The OCR program was run on two images not used to create template. Both covered the full range of consonants and vowels. While the second, larger image had many more consonant- vowel combination characters, both had at least several instances of each combined vowel.

On Test Image 1, the program preformed flawlessly.

Output from running Test Image 1:
Akakhagagha icachajajha ITaThaiDaDha auyiyI utathodaudha UpaphAbabha Rn-an~aNanama Lyiralava eshaSesaha aiyayai oyoyau auyiyI mIgasedhaNabha cagakaDa yalashathaucho jaTighaThoya okhagINaDa dhabhAyamoralashajhi chAcaSahilana RRditauDhaDaja Uthashavamabhayapo phadhan-achaitaNa Ajain~araucaTabhayaphadhavItaDha DisahavApabho Tajhajauchagakhakoga

On Test Image 2, the program performed recognition flawlessly on 90% of the lines. For the fourth line from the bottom, beginning with “ahakhi…,” the program outputted only an extra space and “ri.” I have not had the time to uncover why this difficulty occurred.
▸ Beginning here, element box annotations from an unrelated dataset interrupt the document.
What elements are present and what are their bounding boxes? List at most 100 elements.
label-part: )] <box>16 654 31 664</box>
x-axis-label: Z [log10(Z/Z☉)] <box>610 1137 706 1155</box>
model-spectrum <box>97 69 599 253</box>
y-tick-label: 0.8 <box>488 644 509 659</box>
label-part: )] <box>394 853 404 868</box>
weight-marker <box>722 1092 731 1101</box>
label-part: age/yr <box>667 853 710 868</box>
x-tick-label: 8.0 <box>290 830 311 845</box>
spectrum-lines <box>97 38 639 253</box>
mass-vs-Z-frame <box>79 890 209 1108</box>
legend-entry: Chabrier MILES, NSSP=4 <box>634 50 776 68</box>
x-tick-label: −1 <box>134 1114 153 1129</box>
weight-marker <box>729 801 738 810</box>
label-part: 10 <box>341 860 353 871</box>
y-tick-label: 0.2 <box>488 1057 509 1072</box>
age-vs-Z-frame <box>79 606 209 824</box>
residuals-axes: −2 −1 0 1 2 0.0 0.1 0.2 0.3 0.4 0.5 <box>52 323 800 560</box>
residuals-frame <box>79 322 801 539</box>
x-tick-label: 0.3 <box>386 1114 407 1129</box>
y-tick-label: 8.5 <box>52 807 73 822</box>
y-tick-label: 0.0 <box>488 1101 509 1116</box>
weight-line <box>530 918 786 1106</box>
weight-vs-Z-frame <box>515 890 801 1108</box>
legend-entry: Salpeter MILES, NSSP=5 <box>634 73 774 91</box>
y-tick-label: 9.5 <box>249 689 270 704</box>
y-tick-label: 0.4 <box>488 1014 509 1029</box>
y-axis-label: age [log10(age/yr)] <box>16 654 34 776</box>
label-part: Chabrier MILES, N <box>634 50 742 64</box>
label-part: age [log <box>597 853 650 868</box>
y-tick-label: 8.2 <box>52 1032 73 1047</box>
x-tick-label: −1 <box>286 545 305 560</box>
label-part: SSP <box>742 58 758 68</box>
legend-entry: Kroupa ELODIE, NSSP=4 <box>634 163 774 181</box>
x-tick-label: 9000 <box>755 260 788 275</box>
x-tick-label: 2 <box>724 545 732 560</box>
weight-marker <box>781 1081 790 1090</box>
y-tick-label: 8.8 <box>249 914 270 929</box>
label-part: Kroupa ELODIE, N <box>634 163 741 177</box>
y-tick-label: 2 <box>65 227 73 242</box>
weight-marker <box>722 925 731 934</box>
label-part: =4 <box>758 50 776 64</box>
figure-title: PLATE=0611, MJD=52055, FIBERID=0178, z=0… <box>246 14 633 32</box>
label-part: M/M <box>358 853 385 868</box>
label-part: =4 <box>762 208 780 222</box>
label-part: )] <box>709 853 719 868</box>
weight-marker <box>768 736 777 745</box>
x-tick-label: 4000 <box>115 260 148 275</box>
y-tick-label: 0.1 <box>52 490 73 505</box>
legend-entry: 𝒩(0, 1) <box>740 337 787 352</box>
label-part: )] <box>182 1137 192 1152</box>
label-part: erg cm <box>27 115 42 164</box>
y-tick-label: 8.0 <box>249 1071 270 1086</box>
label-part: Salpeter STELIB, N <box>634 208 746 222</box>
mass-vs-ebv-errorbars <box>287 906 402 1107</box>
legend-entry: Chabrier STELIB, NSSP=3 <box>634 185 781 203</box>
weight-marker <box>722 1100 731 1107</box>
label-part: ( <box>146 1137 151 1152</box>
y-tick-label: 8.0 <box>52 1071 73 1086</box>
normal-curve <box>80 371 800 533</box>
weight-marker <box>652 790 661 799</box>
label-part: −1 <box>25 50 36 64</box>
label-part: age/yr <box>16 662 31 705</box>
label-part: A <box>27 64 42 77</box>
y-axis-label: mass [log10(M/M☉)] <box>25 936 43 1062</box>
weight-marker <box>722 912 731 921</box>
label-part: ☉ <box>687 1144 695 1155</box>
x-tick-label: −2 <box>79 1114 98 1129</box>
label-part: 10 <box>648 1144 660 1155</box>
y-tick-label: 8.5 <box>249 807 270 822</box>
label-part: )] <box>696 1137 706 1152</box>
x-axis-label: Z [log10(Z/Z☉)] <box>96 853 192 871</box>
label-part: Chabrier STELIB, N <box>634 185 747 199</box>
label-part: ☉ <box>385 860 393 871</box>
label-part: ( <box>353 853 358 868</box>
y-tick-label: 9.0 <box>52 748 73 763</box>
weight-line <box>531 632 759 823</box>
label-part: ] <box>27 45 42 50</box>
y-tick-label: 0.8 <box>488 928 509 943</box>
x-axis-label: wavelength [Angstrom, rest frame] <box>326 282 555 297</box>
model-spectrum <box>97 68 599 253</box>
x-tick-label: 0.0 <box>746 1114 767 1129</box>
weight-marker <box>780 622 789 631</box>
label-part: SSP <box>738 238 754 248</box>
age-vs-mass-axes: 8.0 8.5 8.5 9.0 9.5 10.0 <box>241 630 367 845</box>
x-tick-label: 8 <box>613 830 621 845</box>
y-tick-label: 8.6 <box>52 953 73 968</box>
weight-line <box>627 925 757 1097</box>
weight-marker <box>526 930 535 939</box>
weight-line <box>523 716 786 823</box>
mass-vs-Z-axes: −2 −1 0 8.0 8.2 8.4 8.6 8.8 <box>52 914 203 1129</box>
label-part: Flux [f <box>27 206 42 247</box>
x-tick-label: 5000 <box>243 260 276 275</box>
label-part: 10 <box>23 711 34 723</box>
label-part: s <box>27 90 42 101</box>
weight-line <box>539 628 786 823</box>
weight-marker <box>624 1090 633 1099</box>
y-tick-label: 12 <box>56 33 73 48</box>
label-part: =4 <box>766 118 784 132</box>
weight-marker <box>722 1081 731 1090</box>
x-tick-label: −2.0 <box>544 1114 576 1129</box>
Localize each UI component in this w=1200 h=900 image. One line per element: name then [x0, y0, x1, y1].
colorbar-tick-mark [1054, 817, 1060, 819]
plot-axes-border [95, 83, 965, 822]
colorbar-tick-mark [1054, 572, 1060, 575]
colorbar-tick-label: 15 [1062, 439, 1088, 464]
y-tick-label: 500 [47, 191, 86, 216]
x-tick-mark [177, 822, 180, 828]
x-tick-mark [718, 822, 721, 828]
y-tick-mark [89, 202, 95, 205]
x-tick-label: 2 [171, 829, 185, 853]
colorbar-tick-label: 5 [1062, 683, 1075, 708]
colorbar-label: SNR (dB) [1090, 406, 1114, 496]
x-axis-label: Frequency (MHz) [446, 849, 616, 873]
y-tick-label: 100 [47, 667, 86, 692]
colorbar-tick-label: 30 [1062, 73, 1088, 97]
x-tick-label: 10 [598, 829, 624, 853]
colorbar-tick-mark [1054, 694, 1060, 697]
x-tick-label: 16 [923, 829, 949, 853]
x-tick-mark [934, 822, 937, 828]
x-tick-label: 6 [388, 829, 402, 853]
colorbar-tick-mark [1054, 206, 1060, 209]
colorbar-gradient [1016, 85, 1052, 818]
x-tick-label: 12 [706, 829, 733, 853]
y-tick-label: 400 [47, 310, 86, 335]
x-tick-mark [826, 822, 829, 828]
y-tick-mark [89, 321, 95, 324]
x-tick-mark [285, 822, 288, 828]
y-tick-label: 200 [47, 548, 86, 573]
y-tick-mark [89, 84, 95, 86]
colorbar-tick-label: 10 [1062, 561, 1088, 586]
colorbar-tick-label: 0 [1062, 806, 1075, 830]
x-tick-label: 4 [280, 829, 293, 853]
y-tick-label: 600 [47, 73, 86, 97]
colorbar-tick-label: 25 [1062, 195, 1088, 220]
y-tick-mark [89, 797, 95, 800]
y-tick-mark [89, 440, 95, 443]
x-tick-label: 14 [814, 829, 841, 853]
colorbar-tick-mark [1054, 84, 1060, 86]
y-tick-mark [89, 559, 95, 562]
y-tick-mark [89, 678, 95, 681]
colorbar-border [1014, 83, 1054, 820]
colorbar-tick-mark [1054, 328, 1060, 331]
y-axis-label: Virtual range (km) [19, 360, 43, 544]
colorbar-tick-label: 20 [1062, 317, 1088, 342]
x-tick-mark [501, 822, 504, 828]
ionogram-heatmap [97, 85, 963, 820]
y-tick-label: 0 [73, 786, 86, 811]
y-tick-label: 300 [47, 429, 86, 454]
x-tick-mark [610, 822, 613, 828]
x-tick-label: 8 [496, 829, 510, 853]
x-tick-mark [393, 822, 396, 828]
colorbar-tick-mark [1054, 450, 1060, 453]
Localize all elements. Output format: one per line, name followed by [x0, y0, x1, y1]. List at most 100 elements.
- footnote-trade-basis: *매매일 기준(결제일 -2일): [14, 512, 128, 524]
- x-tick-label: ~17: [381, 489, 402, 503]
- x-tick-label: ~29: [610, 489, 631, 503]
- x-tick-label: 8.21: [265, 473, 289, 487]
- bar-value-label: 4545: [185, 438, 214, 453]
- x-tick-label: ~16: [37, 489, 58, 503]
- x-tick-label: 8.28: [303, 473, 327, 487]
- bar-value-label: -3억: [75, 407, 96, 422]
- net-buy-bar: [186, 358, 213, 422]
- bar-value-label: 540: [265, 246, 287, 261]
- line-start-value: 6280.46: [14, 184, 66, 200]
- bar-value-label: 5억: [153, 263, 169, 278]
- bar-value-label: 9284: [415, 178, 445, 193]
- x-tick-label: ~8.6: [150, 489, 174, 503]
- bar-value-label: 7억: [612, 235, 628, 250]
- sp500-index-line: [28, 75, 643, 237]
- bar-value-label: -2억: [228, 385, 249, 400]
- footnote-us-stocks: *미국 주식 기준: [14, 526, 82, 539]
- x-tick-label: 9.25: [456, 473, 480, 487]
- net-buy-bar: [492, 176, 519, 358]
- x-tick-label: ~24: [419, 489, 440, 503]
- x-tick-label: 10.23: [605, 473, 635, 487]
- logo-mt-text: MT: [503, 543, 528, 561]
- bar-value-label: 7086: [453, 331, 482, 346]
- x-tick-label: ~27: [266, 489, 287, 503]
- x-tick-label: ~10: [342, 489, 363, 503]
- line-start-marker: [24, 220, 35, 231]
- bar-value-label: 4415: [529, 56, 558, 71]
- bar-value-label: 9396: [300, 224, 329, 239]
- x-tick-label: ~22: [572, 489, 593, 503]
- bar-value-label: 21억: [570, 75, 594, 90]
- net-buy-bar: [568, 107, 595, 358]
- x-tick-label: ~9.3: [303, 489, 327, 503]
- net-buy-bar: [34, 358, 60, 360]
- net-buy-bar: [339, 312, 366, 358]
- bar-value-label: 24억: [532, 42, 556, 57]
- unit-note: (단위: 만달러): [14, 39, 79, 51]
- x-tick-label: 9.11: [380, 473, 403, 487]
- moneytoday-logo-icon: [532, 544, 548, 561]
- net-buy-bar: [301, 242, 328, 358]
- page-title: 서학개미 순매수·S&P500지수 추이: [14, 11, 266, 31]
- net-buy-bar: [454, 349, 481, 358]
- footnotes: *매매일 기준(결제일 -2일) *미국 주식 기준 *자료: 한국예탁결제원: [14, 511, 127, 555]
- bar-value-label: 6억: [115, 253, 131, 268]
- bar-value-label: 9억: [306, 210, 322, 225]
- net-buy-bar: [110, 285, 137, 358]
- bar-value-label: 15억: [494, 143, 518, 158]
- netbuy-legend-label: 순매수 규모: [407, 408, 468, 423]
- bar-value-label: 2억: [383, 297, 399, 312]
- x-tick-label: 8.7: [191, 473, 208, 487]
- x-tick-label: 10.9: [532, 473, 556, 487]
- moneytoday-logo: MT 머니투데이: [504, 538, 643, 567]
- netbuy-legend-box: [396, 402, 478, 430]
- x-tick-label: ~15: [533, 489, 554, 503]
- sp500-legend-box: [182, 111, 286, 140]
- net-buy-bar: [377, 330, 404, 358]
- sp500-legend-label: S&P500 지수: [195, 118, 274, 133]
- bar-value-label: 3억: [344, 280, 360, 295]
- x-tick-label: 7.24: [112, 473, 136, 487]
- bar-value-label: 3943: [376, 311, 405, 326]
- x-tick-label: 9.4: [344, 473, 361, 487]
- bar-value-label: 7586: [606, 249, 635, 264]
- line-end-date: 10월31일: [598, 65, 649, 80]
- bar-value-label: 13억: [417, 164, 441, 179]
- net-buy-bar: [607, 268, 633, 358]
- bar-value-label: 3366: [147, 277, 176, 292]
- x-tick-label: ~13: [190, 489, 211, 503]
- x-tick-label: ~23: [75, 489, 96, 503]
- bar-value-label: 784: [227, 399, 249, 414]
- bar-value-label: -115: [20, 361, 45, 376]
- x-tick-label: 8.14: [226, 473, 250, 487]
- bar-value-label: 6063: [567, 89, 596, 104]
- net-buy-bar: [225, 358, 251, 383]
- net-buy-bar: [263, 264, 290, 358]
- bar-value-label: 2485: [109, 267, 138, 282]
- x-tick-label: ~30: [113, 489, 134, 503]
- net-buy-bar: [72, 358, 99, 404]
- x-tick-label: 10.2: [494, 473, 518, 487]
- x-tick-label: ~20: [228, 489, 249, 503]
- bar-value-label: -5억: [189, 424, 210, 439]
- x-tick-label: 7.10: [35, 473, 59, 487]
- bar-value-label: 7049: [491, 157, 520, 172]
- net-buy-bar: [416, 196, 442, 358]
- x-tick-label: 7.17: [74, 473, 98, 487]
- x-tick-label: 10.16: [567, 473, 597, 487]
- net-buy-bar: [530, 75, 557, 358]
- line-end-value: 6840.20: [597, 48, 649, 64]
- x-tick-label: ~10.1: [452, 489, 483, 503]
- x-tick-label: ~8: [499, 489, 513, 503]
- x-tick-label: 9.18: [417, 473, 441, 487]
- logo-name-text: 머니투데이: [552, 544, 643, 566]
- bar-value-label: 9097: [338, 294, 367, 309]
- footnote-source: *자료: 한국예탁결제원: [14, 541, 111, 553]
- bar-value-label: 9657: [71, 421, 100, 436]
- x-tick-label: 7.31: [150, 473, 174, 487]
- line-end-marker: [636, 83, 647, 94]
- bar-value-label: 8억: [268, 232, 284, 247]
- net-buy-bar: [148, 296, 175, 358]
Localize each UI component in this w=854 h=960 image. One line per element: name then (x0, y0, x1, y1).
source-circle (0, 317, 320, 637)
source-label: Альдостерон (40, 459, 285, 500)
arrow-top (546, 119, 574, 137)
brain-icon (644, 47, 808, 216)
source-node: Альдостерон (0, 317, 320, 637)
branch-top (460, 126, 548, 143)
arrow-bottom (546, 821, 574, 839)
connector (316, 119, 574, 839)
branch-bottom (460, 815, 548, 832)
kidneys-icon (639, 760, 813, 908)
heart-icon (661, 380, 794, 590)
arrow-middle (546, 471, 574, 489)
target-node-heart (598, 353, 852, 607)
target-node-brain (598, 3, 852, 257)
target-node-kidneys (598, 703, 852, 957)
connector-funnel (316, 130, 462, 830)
There were also some issues with vowels followed by the characters for “n-“ or “D.” How I was outputting these characters caused Matlab to group characters together, causing the dimensions of the output character array to be incorrect. I was not able to remedy this, but why debugging it appeared the program identified the characters correctly nonetheless, even if the output could not be property represented.

Output from running Test Image 2:
akAkhaugI Agoghain-a cachAjaujhan~aiTa ItIthodadhanapiphabibhama ucachAja UpIpha R LNatetha RRshaSai ethida aiseha on~aTauTha aumiyerAla kacan-oghAga AphipInAdhodai An~IjhAghegaikha ishivaira IhasiSashauva ubhIbAphepau UshadathotaNaDha Rcin-agha Lmobhaba eponadha airAyAmI RRtiNauDhiDa RRghashan-avocAchoyai ri Acarichauyaijimaijha niDhadhakeha iyojAmojhabhen~a aiDhadhaNadata ITaphaThepan-ina Ln-ivaicarIcha un~AbaTiphITha Un-aivAshacara Rhakhesoga

Both Test Image 1 and Test Image 2 are 24 point font. When I tried a more standard 12 point font with the same templates as those applied to the two Test Images, the program performed similarly but some characters that are similar in Devanagari, such as “p” and “sh,” “n-“ and “D” were confused.